Ob das gelingt, wird der Markt mit Skepsis begleiten. Die Short-Quote lag zuletzt bei rund 8,8 Prozent — ein deutliches Signal, dass ein Teil der Marktteilnehmer die Erholung noch nicht für gesichert hält. Die Aktie notiert knapp unter 3 Euro und damit fast 50 Prozent unter ihrem 52-Wochen-Hoch von 5,84 Euro aus dem Mai 2025.
Führungswechsel und Quartalstermin
Parallel zur strategischen Neuausrichtung steht auch ein Wechsel an der Aufsichtsratsspitze an.

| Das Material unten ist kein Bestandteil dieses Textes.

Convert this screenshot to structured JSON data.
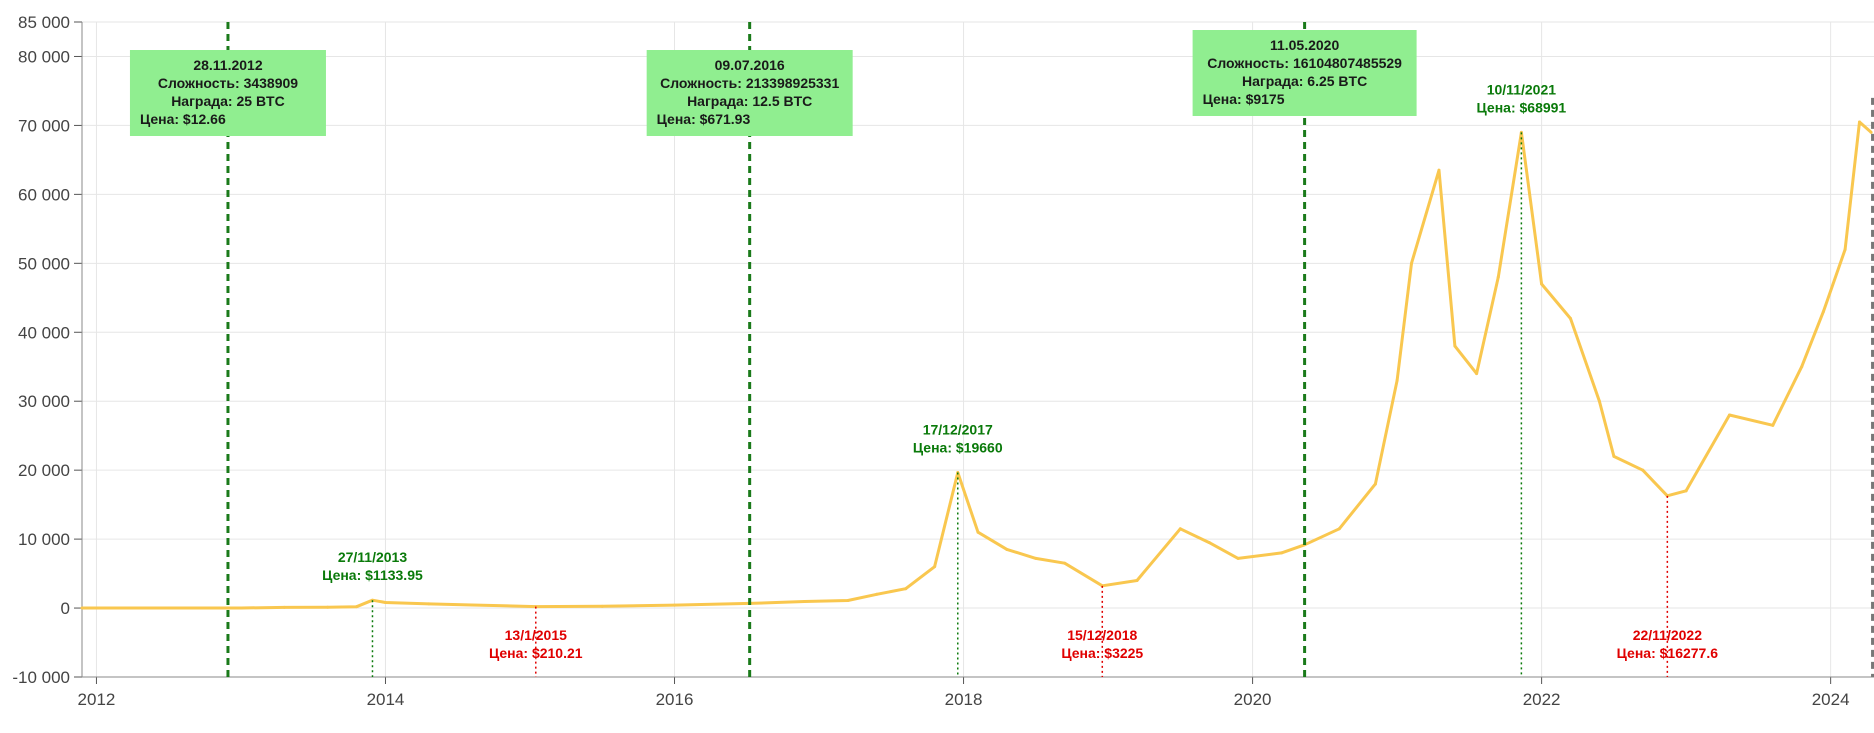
{
  "colors": {
    "price_line": "#f9c74f",
    "halving_line": "#1a7a1a",
    "halving_box": "#90ee90",
    "peak_text": "#0a7a0a",
    "low_text": "#e00000",
    "current_line": "#777777",
    "grid": "#e6e6e6"
  },
  "chart_data": {
    "type": "line",
    "title": "",
    "xlabel": "",
    "ylabel": "",
    "xlim": [
      2011.9,
      2024.3
    ],
    "ylim": [
      -10000,
      85000
    ],
    "grid": true,
    "x_ticks": [
      {
        "value": 2012,
        "label": "2012"
      },
      {
        "value": 2014,
        "label": "2014"
      },
      {
        "value": 2016,
        "label": "2016"
      },
      {
        "value": 2018,
        "label": "2018"
      },
      {
        "value": 2020,
        "label": "2020"
      },
      {
        "value": 2022,
        "label": "2022"
      },
      {
        "value": 2024,
        "label": "2024"
      }
    ],
    "y_ticks": [
      {
        "value": -10000,
        "label": "-10 000"
      },
      {
        "value": 0,
        "label": "0"
      },
      {
        "value": 10000,
        "label": "10 000"
      },
      {
        "value": 20000,
        "label": "20 000"
      },
      {
        "value": 30000,
        "label": "30 000"
      },
      {
        "value": 40000,
        "label": "40 000"
      },
      {
        "value": 50000,
        "label": "50 000"
      },
      {
        "value": 60000,
        "label": "60 000"
      },
      {
        "value": 70000,
        "label": "70 000"
      },
      {
        "value": 80000,
        "label": "80 000"
      },
      {
        "value": 85000,
        "label": "85 000"
      }
    ],
    "series": [
      {
        "x": [
          2011.9,
          2012.5,
          2013.0,
          2013.3,
          2013.6,
          2013.8,
          2013.91,
          2014.0,
          2014.3,
          2014.6,
          2015.04,
          2015.5,
          2016.0,
          2016.52,
          2016.9,
          2017.2,
          2017.4,
          2017.6,
          2017.8,
          2017.96,
          2018.1,
          2018.3,
          2018.5,
          2018.7,
          2018.96,
          2019.2,
          2019.5,
          2019.7,
          2019.9,
          2020.2,
          2020.36,
          2020.6,
          2020.85,
          2021.0,
          2021.1,
          2021.29,
          2021.4,
          2021.55,
          2021.7,
          2021.86,
          2022.0,
          2022.2,
          2022.4,
          2022.5,
          2022.7,
          2022.87,
          2023.0,
          2023.3,
          2023.6,
          2023.8,
          2023.95,
          2024.1,
          2024.2,
          2024.28
        ],
        "y": [
          5,
          6,
          13,
          100,
          120,
          200,
          1133.95,
          800,
          600,
          450,
          210.21,
          250,
          430,
          671.93,
          950,
          1100,
          2000,
          2800,
          6000,
          19660,
          11000,
          8500,
          7200,
          6500,
          3225,
          4000,
          11500,
          9500,
          7200,
          8000,
          9175,
          11500,
          18000,
          33000,
          50000,
          63500,
          38000,
          34000,
          48000,
          68991,
          47000,
          42000,
          30000,
          22000,
          20000,
          16277.6,
          17000,
          28000,
          26500,
          35000,
          43000,
          52000,
          70500,
          69000
        ]
      }
    ],
    "halvings": [
      {
        "x": 2012.91,
        "date": "28.11.2012",
        "difficulty": "Сложность: 3438909",
        "reward": "Награда: 25 BTC",
        "price": "Цена: $12.66"
      },
      {
        "x": 2016.52,
        "date": "09.07.2016",
        "difficulty": "Сложность: 213398925331",
        "reward": "Награда: 12.5 BTC",
        "price": "Цена: $671.93"
      },
      {
        "x": 2020.36,
        "date": "11.05.2020",
        "difficulty": "Сложность: 16104807485529",
        "reward": "Награда: 6.25 BTC",
        "price": "Цена: $9175"
      }
    ],
    "peaks": [
      {
        "x": 2013.91,
        "y": 1133.95,
        "date": "27/11/2013",
        "price": "Цена: $1133.95"
      },
      {
        "x": 2017.96,
        "y": 19660,
        "date": "17/12/2017",
        "price": "Цена: $19660"
      },
      {
        "x": 2021.86,
        "y": 68991,
        "date": "10/11/2021",
        "price": "Цена: $68991"
      }
    ],
    "lows": [
      {
        "x": 2015.04,
        "y": 210.21,
        "date": "13/1/2015",
        "price": "Цена: $210.21"
      },
      {
        "x": 2018.96,
        "y": 3225,
        "date": "15/12/2018",
        "price": "Цена: $3225"
      },
      {
        "x": 2022.87,
        "y": 16277.6,
        "date": "22/11/2022",
        "price": "Цена: $16277.6"
      }
    ],
    "current_marker_x": 2024.29
  }
}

Dr. Louis Hagen scheidet aus dem Gremium aus; Jan Kupfer soll auf der Hauptversammlung am 21. Mai 2026 als neuer Vorsitzender gewählt werden.
Bereits am 12. Mai — neun Tage vor der Hauptversammlung — legt die Bank die Zahlen für das erste Quartal 2026 vor. Diese werden zeigen, ob die Prognose für das Gesamtjahr auf solidem Fundament steht oder ob das Management erneut nachjustieren muss. Das eigentliche Ziel, die volle Profitabilität bis 2028 zu erreichen, bleibt der langfristige Maßstab für den Umbaukurs.